Comment l’employeur l’a-t-il su ?

Il s’est basé sur un fichier qu’il a trouvé, en présence d’un huissier de justice, sur l’ordinateur d’un collègue. Ce fichier, qui n’était en apparence pas privé (le fichier était intitulé “Brainstorming”), avait été envoyé d’une adresse e-mail privée à une autre adresse e-mail privée, entre deux collègues, au moyen d’un ordinateur portable professionnel. Le fichier avait ensuite été effacé par l’expéditeur, mais avait néanmoins été récupéré par l’employeur sur l’ordinateur en question.

La juridiction du travail devait décider si, oui ou non, l’employeur avait agi de manière légitime et si, partant, la preuve (des actes de concurrence déloyale résultant du fichier découvert) était valable.

Validité de la preuve obtenue

Le tribunal du travail de Luxembourg (par jugement du 8 octobre 2009) a déclaré que le fichier avait été obtenu par l’employeur en violation du secret de la correspondance, consacré par l’article 8 de la Convention Européenne des Droits de l’Homme (ou CEDH), étant donné qu’il avait été partagé entre adresses e-mail privées avant d’être effacé.

Le licenciement, étant basé sur ce fichier obtenu illégalement, a été déclaré abusif par le tribunal.

La Cour d’appel de Luxembourg réforme le jugement du 8 octobre 2009 (par arrêt du 3 mars 2011) en décidant, au contraire, qu’il n’y a pas violation du secret des correspondances étant donné notamment que le salarié a utilisé l’ordinateur de l’employeur et que le fichier semblait professionnel au vu de son « intitulé qui ne dénotait a priori aucun caractère privé ».

Le licenciement est déclaré justifié en appel.

La Cour d’appel de Luxembourg, dans son arrêt du 3 mars 2011 précité, rappelle que « le respect de la vie privée doit aussi englober, dans une certaine mesure, le droit pour l’individu de nouer et de développer des relations avec ses semblables », de sorte que le domaine de la vie privée du salarié ne se limite pas à la sphère non professionnelle.
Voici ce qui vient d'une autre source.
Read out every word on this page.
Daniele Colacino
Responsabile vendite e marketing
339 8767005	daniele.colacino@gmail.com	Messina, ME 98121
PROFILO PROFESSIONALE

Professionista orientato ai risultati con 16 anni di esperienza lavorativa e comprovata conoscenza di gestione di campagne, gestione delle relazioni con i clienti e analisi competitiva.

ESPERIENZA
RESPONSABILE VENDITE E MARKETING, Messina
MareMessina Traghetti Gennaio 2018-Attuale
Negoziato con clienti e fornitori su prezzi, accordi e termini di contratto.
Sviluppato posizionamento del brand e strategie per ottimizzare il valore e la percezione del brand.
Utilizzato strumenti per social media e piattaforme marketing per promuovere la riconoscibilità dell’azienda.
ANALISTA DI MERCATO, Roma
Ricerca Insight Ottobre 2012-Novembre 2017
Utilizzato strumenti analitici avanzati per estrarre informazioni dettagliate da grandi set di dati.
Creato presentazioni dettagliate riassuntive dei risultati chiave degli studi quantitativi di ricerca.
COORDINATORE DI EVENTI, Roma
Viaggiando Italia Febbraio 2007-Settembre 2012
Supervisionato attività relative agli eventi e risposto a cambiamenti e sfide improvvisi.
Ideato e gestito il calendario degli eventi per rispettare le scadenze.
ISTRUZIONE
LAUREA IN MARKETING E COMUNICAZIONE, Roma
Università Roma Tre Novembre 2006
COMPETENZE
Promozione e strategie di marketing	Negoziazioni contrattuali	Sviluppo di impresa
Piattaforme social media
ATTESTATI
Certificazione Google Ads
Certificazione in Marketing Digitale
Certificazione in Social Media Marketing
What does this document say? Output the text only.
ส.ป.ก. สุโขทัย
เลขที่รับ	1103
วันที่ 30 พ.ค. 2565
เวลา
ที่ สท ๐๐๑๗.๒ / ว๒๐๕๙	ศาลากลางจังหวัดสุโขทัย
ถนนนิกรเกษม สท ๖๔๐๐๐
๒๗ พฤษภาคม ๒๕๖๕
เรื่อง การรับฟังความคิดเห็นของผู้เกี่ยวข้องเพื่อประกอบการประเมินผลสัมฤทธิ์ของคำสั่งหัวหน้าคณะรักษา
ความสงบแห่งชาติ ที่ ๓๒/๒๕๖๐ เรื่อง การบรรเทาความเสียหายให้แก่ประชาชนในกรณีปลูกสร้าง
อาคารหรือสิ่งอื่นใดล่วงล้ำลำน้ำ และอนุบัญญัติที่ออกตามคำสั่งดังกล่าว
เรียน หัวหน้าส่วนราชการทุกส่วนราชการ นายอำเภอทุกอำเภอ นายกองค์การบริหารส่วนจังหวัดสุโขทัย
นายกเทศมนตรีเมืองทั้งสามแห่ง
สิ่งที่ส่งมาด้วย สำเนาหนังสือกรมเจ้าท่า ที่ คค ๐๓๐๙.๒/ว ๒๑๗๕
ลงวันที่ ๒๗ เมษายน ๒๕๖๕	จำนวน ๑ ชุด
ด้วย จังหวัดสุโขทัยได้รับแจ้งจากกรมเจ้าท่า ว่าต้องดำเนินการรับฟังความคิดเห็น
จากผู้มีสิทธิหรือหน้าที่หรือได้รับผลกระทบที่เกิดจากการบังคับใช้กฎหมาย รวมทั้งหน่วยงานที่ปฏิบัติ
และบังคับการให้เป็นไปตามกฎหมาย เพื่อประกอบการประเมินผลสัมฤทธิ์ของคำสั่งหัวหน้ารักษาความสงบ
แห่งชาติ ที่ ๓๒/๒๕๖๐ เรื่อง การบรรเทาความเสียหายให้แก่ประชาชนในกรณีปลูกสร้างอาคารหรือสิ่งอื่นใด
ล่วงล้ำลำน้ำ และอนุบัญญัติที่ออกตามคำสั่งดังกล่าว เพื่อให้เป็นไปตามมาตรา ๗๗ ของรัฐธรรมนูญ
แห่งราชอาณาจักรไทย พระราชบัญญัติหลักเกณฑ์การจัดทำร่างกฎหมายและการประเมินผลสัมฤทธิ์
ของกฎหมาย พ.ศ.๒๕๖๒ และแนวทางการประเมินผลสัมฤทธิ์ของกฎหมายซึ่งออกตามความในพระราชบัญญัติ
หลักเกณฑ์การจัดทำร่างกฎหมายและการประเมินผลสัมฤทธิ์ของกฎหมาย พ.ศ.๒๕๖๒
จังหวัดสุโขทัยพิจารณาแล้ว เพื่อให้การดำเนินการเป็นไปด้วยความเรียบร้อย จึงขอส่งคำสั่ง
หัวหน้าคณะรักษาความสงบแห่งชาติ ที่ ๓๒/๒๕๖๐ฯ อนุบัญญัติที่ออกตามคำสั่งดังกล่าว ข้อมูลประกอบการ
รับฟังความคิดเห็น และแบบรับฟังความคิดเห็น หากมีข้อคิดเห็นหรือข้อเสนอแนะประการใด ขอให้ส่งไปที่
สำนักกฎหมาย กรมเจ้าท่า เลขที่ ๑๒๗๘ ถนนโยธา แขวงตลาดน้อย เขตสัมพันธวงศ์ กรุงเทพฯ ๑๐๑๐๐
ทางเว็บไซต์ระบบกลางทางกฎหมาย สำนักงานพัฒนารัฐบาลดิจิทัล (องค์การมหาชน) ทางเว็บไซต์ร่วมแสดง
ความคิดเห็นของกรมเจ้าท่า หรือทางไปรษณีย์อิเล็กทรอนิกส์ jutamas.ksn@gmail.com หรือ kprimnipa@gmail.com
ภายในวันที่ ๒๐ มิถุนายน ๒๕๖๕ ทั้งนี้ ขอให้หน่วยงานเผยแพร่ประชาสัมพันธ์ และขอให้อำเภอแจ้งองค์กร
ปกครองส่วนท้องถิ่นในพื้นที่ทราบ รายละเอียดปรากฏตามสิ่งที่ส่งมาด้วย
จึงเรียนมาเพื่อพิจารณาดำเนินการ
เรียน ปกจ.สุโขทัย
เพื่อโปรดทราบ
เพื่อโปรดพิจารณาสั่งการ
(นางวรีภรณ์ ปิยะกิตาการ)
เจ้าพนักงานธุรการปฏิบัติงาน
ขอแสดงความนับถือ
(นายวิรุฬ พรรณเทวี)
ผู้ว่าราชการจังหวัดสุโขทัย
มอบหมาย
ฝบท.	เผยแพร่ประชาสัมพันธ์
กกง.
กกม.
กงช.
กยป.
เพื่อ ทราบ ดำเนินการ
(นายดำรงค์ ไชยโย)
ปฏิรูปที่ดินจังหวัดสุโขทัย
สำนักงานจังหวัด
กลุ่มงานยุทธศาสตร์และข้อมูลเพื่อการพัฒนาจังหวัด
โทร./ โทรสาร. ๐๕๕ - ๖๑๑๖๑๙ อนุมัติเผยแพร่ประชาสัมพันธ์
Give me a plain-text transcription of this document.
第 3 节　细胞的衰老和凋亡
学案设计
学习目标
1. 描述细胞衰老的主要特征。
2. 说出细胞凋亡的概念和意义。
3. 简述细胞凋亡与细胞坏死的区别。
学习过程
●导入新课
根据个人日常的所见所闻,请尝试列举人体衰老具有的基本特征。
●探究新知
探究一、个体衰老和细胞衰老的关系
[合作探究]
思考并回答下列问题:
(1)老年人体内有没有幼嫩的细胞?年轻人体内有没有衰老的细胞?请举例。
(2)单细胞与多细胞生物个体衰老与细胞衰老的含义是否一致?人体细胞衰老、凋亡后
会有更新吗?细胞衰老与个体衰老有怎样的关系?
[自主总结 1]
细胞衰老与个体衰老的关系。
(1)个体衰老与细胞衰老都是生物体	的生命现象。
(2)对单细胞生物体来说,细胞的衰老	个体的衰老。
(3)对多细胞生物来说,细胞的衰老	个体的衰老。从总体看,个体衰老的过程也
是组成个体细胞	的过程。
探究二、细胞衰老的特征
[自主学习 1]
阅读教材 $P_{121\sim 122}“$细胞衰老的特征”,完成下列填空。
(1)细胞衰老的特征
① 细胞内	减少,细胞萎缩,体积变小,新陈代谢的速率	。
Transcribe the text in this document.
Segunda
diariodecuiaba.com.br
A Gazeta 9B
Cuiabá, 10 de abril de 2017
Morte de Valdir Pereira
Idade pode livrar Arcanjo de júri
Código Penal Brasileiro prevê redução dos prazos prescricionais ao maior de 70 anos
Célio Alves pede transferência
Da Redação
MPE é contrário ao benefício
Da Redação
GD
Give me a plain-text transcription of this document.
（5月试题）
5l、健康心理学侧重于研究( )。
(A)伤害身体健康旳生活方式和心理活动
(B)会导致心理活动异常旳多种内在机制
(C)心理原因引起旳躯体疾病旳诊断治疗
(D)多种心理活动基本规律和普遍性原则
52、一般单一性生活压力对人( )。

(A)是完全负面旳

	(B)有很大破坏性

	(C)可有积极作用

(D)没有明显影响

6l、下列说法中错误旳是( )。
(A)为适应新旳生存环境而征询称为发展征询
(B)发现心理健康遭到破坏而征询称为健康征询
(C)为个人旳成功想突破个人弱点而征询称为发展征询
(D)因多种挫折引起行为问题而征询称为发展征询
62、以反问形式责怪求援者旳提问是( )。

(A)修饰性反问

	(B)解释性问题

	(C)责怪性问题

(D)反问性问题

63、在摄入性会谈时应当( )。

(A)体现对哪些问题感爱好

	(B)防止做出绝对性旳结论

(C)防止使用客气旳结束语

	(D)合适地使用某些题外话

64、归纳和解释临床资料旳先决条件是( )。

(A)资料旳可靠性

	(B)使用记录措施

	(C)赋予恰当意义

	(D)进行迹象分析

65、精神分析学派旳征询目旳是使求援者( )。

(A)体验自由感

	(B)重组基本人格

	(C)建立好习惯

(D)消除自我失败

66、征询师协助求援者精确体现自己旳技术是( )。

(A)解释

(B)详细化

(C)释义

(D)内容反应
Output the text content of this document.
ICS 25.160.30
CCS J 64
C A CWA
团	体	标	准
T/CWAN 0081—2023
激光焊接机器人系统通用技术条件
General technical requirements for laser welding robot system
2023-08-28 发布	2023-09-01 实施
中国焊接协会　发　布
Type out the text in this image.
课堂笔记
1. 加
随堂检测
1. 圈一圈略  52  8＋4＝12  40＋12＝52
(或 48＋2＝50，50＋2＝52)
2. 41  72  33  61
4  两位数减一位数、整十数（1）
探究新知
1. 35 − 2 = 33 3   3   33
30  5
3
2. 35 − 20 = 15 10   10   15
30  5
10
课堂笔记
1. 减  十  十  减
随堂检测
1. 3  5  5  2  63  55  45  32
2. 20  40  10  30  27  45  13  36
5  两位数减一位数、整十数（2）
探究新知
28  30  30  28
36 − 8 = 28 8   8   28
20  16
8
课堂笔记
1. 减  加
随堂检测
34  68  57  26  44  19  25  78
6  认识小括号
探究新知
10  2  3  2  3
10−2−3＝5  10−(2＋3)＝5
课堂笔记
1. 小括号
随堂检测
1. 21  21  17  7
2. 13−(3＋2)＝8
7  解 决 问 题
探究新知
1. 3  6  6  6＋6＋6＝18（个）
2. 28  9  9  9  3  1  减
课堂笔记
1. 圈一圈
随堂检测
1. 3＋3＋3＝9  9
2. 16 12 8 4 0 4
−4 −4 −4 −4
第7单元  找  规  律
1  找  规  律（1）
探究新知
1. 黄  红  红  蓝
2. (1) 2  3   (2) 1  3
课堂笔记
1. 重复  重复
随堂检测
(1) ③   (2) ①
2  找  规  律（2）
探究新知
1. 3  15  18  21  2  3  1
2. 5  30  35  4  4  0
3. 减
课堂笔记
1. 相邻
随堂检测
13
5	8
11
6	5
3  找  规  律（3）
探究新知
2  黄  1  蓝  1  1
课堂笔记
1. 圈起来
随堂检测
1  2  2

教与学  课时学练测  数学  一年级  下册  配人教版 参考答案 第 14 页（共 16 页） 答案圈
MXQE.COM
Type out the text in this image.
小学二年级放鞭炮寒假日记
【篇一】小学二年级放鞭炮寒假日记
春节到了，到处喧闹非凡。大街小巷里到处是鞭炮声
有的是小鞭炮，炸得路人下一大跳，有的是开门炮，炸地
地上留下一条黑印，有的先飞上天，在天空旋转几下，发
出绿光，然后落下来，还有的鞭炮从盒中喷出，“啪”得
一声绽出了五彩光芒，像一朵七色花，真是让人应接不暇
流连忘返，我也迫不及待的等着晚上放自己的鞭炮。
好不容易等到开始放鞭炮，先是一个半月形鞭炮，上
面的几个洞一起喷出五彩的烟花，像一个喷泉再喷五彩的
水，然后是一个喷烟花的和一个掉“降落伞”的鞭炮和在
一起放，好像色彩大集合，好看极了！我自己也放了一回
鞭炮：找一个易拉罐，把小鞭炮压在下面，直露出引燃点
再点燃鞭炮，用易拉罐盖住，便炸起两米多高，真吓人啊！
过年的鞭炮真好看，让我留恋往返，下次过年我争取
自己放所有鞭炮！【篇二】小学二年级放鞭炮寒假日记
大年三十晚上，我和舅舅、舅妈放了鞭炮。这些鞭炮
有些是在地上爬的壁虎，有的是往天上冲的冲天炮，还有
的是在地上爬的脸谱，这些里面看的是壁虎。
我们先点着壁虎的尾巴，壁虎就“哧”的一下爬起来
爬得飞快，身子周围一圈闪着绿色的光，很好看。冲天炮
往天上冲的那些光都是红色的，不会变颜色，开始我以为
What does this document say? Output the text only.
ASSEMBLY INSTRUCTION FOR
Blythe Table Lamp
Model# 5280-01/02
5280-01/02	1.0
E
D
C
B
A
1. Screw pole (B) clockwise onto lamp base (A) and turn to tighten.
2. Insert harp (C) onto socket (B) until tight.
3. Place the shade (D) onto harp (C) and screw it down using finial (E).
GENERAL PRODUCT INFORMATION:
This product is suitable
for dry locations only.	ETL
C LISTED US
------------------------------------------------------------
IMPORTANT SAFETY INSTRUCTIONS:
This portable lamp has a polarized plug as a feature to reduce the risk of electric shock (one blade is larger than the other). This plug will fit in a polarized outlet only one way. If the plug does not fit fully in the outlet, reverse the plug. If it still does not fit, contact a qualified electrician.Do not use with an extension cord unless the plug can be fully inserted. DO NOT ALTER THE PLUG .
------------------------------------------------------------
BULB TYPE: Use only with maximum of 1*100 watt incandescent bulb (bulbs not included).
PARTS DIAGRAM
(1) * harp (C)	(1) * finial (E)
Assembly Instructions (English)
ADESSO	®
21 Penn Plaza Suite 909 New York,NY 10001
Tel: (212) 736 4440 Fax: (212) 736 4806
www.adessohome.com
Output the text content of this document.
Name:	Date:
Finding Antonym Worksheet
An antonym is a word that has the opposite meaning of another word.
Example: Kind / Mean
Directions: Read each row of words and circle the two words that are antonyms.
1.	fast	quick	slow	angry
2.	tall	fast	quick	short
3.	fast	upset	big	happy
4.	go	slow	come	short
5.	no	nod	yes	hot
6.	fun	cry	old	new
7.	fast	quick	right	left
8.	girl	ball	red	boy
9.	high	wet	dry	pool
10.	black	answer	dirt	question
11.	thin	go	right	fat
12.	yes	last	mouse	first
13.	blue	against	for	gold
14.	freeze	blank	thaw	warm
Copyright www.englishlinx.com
« Il est interdit d’interdire »

Citant la jurisprudence française, la Cour d’appel de Luxembourg, dans son arrêt du 3 mars 2011, rappelle encore que « le salarié a droit, même au temps et au lieu de travail, au respect de l’intimité de sa vie privée ; que celle-ci implique en particulier le secret des correspondances ; que l’employeur ne peut dès lors, sans violation de cette liberté fondamentale, prendre connaissance des messages personnels émis par le salarié et reçus par lui grâce à un outil informatique mis à sa disposition pour son travail et ceci même au cas où l’employeur aurait interdit une utilisation non professionnelle de l’ordinateur » (Cour de Cassation française, arrêt du 2 octobre 2001, Nikon).

Notion d’abus

A l’inverse, même quand l’employeur semble tolérer l’utilisation de l’ordinateur professionnel à des fins privées, ou s’il n’existe pas d’instructions précises à ce sujet, tel un règlement intérieur concernant l’utilisation d’Internet pendant la journée de travail, la Cour d’appel considère néanmoins (arrêt du 3 février 2005) « que même en l’absence d’instructions formelles interdisant ou limitant l’usage des outils informatiques à des fins non professionnelles, l’employeur, qui doit faire preuve d’une certaine tolérance concernant l’utilisation du réseau Internet à des fins privées, à l’instar de ce qui est reconnu en matière d’usage du téléphone, n’est cependant pas tenu d’accepter les abus ».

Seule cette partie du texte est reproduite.